Dr. Cannistraci is a theoretical engineer and computational innovator. He is a Professor in the Tsinghua Laboratory of Brain and Intelligence (THBI) and an adjunct professor in the Department of Computer Science and in the Department of Biomedical Engineering at Tsinghua University. He directs the Center for Complex Network Intelligence (CCNI) in THBI, which seeks to create pioneering algorithms at the interface between information science, physics of complex systems, complex networks and machine intelligence, with a particular focus in brain/life-inspired computing for big data analysis. These computational methods are often applied to precision biomedicine, neuroscience, social and economic science.
His area of research embraces information theory, machine learning and physics of complex systems and networks including also applications in systems biomedicine and neuroscience.
I will present our research at the Center for Complex Network Intelligence (CCNI) that I recently established in the Tsinghua Laboratory of Brain and Intelligence at the Tsinghua University in Beijing.
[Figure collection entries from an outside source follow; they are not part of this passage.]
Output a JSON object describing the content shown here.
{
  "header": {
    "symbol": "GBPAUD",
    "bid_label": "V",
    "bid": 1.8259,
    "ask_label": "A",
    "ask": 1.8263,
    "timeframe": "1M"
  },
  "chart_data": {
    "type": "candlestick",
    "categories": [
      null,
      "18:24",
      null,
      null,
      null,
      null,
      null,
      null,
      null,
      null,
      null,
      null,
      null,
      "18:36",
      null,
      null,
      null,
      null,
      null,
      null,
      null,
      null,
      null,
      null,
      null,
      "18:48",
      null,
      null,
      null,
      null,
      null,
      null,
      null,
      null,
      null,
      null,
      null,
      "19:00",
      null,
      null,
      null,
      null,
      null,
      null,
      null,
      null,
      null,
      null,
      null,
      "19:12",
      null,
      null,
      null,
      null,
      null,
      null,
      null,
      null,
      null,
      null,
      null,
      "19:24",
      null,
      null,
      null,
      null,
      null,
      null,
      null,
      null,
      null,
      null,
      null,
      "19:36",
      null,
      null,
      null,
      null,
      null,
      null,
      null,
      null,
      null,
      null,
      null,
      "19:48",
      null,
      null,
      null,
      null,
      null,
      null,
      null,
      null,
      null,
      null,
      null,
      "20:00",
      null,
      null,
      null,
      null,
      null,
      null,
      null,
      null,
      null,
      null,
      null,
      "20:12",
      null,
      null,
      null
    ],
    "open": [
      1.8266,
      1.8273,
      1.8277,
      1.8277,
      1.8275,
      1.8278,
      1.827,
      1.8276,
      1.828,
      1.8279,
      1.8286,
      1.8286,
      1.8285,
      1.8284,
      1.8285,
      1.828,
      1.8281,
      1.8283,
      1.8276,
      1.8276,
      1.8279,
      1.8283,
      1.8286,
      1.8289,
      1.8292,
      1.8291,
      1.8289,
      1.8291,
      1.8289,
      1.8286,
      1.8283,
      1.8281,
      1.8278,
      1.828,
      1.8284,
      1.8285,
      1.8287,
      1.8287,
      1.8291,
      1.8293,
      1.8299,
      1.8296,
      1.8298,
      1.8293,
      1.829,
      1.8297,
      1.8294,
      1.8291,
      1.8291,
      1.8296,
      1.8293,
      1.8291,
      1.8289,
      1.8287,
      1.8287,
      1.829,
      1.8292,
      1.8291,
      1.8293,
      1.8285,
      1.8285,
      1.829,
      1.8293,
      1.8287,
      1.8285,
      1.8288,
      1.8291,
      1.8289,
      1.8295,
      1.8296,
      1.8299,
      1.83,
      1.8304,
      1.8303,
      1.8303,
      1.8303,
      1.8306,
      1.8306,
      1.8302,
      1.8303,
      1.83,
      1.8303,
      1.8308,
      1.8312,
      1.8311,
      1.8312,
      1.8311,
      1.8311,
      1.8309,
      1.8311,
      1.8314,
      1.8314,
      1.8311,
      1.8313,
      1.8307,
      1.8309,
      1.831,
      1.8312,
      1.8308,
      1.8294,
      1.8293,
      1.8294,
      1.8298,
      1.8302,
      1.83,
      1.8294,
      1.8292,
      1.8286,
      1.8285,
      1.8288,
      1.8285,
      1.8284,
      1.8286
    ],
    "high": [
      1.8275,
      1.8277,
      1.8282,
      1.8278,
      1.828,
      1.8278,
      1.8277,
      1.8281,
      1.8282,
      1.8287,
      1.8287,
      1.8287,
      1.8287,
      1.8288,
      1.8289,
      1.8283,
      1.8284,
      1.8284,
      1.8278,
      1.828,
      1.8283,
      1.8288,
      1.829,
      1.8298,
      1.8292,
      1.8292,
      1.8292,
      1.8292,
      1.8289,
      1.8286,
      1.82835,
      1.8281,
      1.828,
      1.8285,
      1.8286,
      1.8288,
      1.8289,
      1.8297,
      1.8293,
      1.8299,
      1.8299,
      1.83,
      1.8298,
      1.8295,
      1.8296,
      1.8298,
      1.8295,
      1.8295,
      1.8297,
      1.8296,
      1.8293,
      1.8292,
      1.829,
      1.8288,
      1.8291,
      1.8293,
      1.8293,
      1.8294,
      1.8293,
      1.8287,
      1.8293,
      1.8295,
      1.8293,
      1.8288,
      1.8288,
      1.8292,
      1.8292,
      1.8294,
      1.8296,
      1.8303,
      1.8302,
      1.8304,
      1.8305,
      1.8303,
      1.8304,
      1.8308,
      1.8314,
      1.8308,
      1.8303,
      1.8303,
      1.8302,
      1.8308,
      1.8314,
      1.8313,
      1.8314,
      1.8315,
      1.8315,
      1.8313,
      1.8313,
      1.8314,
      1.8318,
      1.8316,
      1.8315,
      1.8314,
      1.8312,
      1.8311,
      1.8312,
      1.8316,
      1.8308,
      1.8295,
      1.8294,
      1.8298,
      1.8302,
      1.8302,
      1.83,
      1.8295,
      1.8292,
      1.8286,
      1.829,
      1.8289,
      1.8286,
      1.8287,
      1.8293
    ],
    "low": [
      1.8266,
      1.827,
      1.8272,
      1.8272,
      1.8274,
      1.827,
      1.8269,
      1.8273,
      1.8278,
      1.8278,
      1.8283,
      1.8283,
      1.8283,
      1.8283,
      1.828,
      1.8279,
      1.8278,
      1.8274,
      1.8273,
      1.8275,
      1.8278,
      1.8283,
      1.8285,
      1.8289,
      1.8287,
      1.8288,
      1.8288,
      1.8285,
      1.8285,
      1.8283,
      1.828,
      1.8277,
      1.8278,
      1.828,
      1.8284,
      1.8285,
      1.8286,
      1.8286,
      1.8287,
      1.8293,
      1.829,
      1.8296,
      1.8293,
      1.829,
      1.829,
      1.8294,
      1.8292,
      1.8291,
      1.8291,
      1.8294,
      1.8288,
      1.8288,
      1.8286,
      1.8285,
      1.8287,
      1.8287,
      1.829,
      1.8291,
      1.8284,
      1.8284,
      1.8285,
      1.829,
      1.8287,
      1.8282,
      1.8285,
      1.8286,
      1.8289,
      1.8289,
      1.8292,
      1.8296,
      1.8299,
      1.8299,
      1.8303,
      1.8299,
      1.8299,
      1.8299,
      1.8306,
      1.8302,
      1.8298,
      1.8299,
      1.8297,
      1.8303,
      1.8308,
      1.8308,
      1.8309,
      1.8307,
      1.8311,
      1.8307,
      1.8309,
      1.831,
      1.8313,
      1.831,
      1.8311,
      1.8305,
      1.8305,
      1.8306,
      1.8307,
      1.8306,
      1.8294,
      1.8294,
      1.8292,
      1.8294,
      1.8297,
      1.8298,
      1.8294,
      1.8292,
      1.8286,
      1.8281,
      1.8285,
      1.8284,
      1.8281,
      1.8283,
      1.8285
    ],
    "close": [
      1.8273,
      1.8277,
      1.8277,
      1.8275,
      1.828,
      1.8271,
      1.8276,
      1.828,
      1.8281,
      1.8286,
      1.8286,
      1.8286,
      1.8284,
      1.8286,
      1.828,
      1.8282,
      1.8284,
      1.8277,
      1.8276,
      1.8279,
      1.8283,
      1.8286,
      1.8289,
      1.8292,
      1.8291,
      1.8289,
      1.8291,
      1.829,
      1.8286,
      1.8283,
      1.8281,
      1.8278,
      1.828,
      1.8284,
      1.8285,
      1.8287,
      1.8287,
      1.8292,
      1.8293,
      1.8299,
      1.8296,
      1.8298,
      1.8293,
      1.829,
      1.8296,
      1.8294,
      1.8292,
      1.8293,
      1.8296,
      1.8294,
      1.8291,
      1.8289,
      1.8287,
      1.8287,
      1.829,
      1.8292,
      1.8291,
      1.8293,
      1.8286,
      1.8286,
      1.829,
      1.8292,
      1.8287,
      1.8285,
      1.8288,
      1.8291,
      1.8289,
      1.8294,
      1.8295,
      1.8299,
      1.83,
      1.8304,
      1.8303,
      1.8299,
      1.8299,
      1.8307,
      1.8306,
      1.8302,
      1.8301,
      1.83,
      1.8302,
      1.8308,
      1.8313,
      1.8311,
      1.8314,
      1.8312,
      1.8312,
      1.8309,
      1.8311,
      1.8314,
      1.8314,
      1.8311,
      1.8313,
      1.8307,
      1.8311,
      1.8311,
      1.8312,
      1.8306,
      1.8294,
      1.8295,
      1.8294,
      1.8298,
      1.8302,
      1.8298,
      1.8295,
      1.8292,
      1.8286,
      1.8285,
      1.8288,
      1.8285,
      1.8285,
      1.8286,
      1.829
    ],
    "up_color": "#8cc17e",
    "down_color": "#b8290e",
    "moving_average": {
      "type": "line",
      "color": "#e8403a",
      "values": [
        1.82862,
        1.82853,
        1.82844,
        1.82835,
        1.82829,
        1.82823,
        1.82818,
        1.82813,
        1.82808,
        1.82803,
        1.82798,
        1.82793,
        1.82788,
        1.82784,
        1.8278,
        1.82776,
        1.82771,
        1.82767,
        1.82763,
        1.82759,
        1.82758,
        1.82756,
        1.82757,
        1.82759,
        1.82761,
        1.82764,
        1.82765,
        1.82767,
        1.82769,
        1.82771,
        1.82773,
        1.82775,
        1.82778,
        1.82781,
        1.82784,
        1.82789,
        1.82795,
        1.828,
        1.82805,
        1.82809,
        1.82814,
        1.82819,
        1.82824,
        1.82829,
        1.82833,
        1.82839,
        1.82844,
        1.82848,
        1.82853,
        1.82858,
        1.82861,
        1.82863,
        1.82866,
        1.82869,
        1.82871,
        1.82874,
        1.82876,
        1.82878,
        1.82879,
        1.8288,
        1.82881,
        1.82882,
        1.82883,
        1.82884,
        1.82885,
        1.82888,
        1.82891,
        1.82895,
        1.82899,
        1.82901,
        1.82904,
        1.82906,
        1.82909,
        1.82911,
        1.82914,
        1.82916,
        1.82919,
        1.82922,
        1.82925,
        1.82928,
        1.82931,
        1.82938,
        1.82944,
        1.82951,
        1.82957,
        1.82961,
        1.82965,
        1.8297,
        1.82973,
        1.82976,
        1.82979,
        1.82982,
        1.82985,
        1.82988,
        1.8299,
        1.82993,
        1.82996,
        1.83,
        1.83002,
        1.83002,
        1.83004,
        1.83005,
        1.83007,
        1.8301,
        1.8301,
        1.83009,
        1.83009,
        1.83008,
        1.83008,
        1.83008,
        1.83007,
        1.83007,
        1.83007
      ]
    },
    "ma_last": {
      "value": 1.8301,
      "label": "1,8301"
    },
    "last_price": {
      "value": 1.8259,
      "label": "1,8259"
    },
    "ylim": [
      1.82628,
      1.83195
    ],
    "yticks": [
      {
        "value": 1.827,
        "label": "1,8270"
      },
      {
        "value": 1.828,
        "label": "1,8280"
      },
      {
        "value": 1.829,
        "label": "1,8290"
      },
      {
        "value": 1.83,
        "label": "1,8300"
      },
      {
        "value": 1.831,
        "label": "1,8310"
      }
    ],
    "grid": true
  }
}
We adopt a transdisciplinary approach integrating information theory, machine learning and network science to investigate the physics of adaptive complex networked systems at different scales, from molecules to ecological and social systems, with a particular attention to biology and medicine, and a new emerging interest for the analysis of complex big data in social and economic science. Our theoretical effort is to translate advanced mathematical paradigms typically adopted in theoretical physics (such as topology, network and manifold theory) to characterize many-body interactions in complex systems.
We apply the theoretical frameworks we invent in the mission to develop computational tools for machine intelligent systems and network analysis. We deal with: prediction of wiring in networks, sparse deep learning, network geometry and multiscale-combinatorial marker design for quantification of topological modifications in complex networks.
This talk will focus on two main theoretical innovation.
Firstly, the development of machine learning and computational solutions for network geometry, topological estimation of nonlinear relations in high-dimensional data (or in complex networks) and its relevance for applications in big data, with a particular emphasis on brain connectome analysis.
Secondly, we will discuss the Local Community Paradigm (LCP) and its recent extension to the Cannistraci-Hebb network automata, which are brain-inspired theories proposed to model local-topology-dependent link-growth in complex networks and therefore are useful to devise topological methods for link prediction in sparse deep learning, or monopartite and bipartite networks, such as molecular drug-target interactions and product-consumer networks.